あせにける 今だにかかる 滝つ瀬の はやくぞ人は
見るべかりける
赤染衛門
(あせにける いまだにかかる たきつせの はやくぞ
ひとは みるべかりける)
詞書・・大覚寺の滝を見て詠みました歌。
意味・・衰えてしまった今でさえ懸かっている滝を、
(すっかりなくなってしまわないうちに)早く
人は見ておいたほうがよいと思いますよ。
大覚寺の滝が枯れたあと公任が詠んだ歌が
があります。
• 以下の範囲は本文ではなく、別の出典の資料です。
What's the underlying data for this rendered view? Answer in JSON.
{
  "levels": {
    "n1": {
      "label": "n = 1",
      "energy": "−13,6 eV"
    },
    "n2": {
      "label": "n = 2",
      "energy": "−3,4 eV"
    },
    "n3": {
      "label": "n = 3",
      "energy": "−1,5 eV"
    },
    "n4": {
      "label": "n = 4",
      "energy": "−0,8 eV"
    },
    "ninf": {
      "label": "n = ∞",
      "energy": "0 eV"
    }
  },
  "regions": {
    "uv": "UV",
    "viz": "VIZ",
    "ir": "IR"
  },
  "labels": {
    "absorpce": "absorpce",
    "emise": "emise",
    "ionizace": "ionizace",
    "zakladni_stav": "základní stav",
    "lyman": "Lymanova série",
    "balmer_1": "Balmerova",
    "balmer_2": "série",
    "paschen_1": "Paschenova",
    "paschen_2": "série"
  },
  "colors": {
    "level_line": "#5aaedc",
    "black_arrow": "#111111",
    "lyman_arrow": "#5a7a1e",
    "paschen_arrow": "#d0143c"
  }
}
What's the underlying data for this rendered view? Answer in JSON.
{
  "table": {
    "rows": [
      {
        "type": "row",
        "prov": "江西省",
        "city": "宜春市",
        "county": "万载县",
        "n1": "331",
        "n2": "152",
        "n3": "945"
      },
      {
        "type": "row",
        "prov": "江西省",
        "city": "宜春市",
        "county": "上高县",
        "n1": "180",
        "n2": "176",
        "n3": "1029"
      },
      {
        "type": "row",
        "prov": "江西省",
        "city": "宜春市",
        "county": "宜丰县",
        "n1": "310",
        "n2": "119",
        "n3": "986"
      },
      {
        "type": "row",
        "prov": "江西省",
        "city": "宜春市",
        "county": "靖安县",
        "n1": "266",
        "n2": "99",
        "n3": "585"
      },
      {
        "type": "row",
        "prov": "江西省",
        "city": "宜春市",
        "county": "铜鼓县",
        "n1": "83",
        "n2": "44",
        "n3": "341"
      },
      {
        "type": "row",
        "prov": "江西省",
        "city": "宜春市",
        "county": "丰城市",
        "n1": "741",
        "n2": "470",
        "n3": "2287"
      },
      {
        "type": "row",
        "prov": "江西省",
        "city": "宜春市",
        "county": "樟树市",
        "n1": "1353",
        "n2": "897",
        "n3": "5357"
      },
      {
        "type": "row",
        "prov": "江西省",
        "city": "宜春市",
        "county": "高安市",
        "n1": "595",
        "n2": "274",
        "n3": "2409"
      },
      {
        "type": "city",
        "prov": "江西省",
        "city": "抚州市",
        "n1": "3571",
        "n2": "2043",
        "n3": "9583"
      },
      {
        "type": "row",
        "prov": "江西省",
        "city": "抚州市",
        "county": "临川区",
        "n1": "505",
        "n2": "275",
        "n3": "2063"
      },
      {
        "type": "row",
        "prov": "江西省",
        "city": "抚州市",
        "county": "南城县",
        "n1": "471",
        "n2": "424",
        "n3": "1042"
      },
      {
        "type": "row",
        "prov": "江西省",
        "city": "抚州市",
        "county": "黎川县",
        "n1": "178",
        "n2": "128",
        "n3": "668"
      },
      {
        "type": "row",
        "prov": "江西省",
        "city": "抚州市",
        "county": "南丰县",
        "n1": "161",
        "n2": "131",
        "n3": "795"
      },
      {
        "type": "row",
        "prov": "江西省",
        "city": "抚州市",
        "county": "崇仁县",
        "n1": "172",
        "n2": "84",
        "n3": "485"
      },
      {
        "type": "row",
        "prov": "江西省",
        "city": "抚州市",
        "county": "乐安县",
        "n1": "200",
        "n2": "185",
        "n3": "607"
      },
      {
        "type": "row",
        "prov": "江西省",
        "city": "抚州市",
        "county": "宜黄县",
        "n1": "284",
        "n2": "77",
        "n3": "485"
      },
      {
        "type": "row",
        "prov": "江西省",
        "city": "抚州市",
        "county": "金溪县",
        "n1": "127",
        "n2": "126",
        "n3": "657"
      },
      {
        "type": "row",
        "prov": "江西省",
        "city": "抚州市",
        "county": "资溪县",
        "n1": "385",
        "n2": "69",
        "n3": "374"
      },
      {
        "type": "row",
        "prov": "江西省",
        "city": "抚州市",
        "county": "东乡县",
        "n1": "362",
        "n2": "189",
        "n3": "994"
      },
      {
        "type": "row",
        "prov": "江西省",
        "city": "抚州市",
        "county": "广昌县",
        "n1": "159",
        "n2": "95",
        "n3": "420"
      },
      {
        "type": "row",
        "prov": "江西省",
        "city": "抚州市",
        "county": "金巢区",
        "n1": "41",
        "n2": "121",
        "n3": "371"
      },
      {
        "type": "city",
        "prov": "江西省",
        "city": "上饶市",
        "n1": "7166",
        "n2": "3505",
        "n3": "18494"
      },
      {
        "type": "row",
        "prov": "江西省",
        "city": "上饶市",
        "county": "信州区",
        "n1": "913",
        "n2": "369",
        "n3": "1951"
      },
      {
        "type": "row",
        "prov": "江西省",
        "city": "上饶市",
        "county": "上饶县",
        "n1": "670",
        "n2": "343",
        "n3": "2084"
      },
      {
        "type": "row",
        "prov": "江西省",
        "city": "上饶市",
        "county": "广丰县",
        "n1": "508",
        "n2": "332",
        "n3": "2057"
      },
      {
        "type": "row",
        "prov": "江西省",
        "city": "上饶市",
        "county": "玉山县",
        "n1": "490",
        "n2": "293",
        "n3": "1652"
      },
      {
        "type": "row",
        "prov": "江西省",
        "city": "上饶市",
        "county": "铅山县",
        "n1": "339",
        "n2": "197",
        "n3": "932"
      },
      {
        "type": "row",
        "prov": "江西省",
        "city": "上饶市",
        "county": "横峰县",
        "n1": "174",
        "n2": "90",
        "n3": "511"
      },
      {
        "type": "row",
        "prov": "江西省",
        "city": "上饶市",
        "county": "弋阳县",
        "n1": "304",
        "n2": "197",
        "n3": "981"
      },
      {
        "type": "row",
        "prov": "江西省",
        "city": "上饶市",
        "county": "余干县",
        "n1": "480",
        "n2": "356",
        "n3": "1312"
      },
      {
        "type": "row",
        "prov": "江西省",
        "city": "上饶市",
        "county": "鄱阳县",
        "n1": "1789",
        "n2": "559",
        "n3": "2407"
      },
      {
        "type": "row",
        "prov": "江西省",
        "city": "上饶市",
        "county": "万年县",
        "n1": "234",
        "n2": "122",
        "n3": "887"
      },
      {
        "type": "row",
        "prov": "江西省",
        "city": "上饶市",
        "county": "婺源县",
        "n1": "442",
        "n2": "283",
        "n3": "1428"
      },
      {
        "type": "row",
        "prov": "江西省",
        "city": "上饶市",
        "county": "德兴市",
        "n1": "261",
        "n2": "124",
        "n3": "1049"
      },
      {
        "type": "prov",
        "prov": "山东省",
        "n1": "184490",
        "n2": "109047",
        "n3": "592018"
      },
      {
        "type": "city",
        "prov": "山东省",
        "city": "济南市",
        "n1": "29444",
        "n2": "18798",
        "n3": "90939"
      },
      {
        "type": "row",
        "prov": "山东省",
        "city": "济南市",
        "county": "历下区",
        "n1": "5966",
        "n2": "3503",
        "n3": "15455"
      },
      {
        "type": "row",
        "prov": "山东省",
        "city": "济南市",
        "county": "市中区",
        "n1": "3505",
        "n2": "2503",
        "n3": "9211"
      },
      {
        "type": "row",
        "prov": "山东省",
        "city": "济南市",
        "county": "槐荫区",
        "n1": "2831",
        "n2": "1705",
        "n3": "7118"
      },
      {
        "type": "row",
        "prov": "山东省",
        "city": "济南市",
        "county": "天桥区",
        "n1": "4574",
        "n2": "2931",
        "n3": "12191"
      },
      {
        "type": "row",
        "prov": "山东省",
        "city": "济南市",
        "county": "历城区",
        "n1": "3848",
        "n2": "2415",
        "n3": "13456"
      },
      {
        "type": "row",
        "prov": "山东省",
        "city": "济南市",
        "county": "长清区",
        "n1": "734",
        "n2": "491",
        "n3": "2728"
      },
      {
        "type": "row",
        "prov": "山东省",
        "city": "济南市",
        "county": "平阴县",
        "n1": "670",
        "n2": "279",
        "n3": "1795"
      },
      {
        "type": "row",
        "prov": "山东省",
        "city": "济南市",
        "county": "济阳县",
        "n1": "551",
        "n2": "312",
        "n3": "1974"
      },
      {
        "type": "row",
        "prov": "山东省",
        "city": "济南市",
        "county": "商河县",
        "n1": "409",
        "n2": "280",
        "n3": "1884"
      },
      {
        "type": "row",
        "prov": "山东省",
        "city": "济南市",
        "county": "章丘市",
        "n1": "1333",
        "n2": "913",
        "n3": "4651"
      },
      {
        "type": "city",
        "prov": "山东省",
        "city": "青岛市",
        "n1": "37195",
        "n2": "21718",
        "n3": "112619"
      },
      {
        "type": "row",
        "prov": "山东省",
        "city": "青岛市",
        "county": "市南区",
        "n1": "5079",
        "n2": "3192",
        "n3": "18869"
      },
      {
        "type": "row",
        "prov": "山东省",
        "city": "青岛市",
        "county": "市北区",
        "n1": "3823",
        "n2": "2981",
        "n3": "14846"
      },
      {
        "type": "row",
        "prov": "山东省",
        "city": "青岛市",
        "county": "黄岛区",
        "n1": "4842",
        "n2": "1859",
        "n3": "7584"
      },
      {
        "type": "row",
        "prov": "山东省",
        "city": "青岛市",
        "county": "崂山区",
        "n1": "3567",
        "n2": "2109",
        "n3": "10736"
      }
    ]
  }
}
「滝の音は絶えて久しくなり
ぬれど名こそ流れてなほ聞こえけれ」
(意味は下記参照)
注・・大覚寺の滝=京都市右京区嵯峨に遺跡として
現存している。
あせにける=褪せにける、衰えてしまった。
かかる=「懸かる」と「斯かる」の掛詞。
滝つ瀬=急流の意。「はやく」の枕詞。
作者・・赤染衛門=あかぞめえもん。生没年未詳。父
は平兼盛。
出典・・後拾遺和歌・1059。
参考歌です。
滝の音は 絶えて久しく なりぬれど 名こそ流れて
なほ聞こえけれ
藤原公任
(たきのおとは たえてひさしく なりぬれど なこそ
ながれて なおきこえけれ)
意味・・滝の水の音は聞こえなくなってから長い年月
がたってしまったけれども、その名声だけは
流れ伝わって、今でもやはり聞こえてくる
ことだ。
詞書によれば京都嵯峨に大勢の人と遊覧した
折、大覚寺で古い滝を見て詠んだ歌です。
注・・名こそ流れて=「名」は名声、評判のこと。
「こそ」は強調する言葉。名声は今日まで
流れ伝わって、の意。後世この滝を「名古
曾(なこそ)の滝」と呼ぶようになりました。
作者・・藤原公任=ふじわらきんとう。966~1041。
漢詩文・和歌・管弦の三才を兼ねたという。
出典・・千載和歌集・1035、百人一首・55。